Кроме своей непосредственной работы в амбулатории, отец любил общественную жизнь и работу и уделял ей много времени. Много лет он был бессменным председателем райкома союза медработников…
Часто домой к нам приходили, помню, его товарищи по работе из больницы, из санаториев, просили вмешаться в спорный вопрос.
И отец всегда руководствовался чувством справедливости, всегда оставался непоколебимо принципиальным человеком.
Вся жизнь моего отца была для меня наилучшим примером того, как надо жить и работать».
Сотрудники городского музея продолжают вести исследовательскую работу, в результате которой обнаруживают все новые факты из жизни детей, спасенных отважным фельдшером, да и летопись города заполняется новыми страницами с описанием исторических событий. Своими находками они делятся на страницах аккаунтов в соцсетях. Вот, к примеру, что они сообщают о малышах, спасенных Мефодием Ивановичем Варибрусом.
«Список детей из блокадного Ленинграда, которые остались в городе, появился благодаря Анне Сергеевне Петряевой (в девичестве — Бурлаченко). До войны она работала пионервожатой в местном детском доме, потом окончила педучилище, занималась в аэроклубе.

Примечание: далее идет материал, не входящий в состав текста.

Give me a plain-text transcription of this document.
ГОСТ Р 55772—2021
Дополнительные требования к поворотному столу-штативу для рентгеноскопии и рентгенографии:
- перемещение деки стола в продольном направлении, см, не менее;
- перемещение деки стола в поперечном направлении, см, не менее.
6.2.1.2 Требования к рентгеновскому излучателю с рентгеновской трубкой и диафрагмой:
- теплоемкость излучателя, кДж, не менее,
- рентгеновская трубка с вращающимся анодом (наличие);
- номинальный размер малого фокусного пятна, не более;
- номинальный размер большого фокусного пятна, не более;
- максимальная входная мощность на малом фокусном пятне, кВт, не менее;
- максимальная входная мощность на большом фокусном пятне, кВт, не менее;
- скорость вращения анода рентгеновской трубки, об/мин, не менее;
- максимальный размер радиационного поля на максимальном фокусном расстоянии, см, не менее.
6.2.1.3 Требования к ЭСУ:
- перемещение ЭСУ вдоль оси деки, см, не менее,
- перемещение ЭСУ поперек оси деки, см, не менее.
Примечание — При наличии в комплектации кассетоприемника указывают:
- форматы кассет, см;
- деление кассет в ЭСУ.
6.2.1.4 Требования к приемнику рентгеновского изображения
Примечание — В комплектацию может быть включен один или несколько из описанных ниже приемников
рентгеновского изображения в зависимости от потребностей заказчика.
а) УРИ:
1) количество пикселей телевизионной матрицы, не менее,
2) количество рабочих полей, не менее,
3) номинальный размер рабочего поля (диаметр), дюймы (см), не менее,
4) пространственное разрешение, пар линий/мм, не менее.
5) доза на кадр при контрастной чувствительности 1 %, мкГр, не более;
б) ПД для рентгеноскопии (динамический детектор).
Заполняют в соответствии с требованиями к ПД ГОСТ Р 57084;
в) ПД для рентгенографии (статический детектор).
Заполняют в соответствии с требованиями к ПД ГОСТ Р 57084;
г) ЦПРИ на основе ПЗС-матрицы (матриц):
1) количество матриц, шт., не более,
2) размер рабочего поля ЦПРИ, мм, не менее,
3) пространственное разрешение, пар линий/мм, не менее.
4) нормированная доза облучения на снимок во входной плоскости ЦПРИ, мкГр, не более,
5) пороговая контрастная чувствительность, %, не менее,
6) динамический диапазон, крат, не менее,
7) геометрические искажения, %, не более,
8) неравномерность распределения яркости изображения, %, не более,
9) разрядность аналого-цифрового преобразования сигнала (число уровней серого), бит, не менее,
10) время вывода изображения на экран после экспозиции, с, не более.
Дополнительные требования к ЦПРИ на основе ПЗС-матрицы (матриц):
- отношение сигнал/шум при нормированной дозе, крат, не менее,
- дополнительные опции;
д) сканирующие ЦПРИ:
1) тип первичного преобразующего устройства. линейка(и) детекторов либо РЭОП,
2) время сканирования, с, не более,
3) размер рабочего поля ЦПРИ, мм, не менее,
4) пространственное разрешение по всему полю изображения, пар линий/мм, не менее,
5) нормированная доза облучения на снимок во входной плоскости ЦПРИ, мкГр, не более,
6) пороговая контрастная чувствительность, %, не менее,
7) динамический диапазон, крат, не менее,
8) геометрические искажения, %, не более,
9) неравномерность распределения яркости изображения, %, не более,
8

В годы войны она была участницей партизанского отряда. Анна Сергеевна вспоминала:
— В августе 1942 года вместе с батальоном (по приходу немцев) отряд ушел в горы. По заданию партизанского командования я ходила в разведку в г. Горячий Ключ, т. к. я местная жительница и знала все выходы и входы в лес. Первое задание было узнать подробности об эвакуированных ленинградских детях, оставленных на территории санатория № 2. Когда я пришла к детям, ухаживал и лечил их Варибрус М.И. Возраст детей был от года до семи лет. Документов на детей не было. В свалке нашла больничную книгу со списками на питание. Вырвала страницу, где были представлены фамилии, имена и возраст ребят. Но список списком, а кому из детей какая фамилия принадлежит? С Галей Шустовой проще всего. Годовалая девочка еще не умела как следует говорить и была одна-единственная в таком возрасте. А как быть с другими?
Анна Сергеевна решила провести эксперимент, который мог бы кое-что разбудить в памяти ребят. Отходила от них в противоположную сторону комнаты и, не глядя, называла имя и фамилию:
— Нина Васильева. Васильева Нина… Васильева…
— Дети прислушивались, — рассказывает Анна Сергеевна. — Настороженно молчали. И вдруг девочка, которую звали Ниной, направляется ко мне.
— Ты что, девочка?..
— Я — Нина Васильева…
И так было со всеми.
Анна Сергеевна потом переписала этот список в нескольких экземплярах — часть из них она раздала, а один положила в бутылку и закопала под зданием больницы на территории санатория.
После войны Анна Сергеевна долгое время работала воспитателем в Отрадненском детском доме. По всей стране разбросала судьба ее воспитанников. Но для каждого Анна Сергеевна оставалась доброй наставницей и матерью».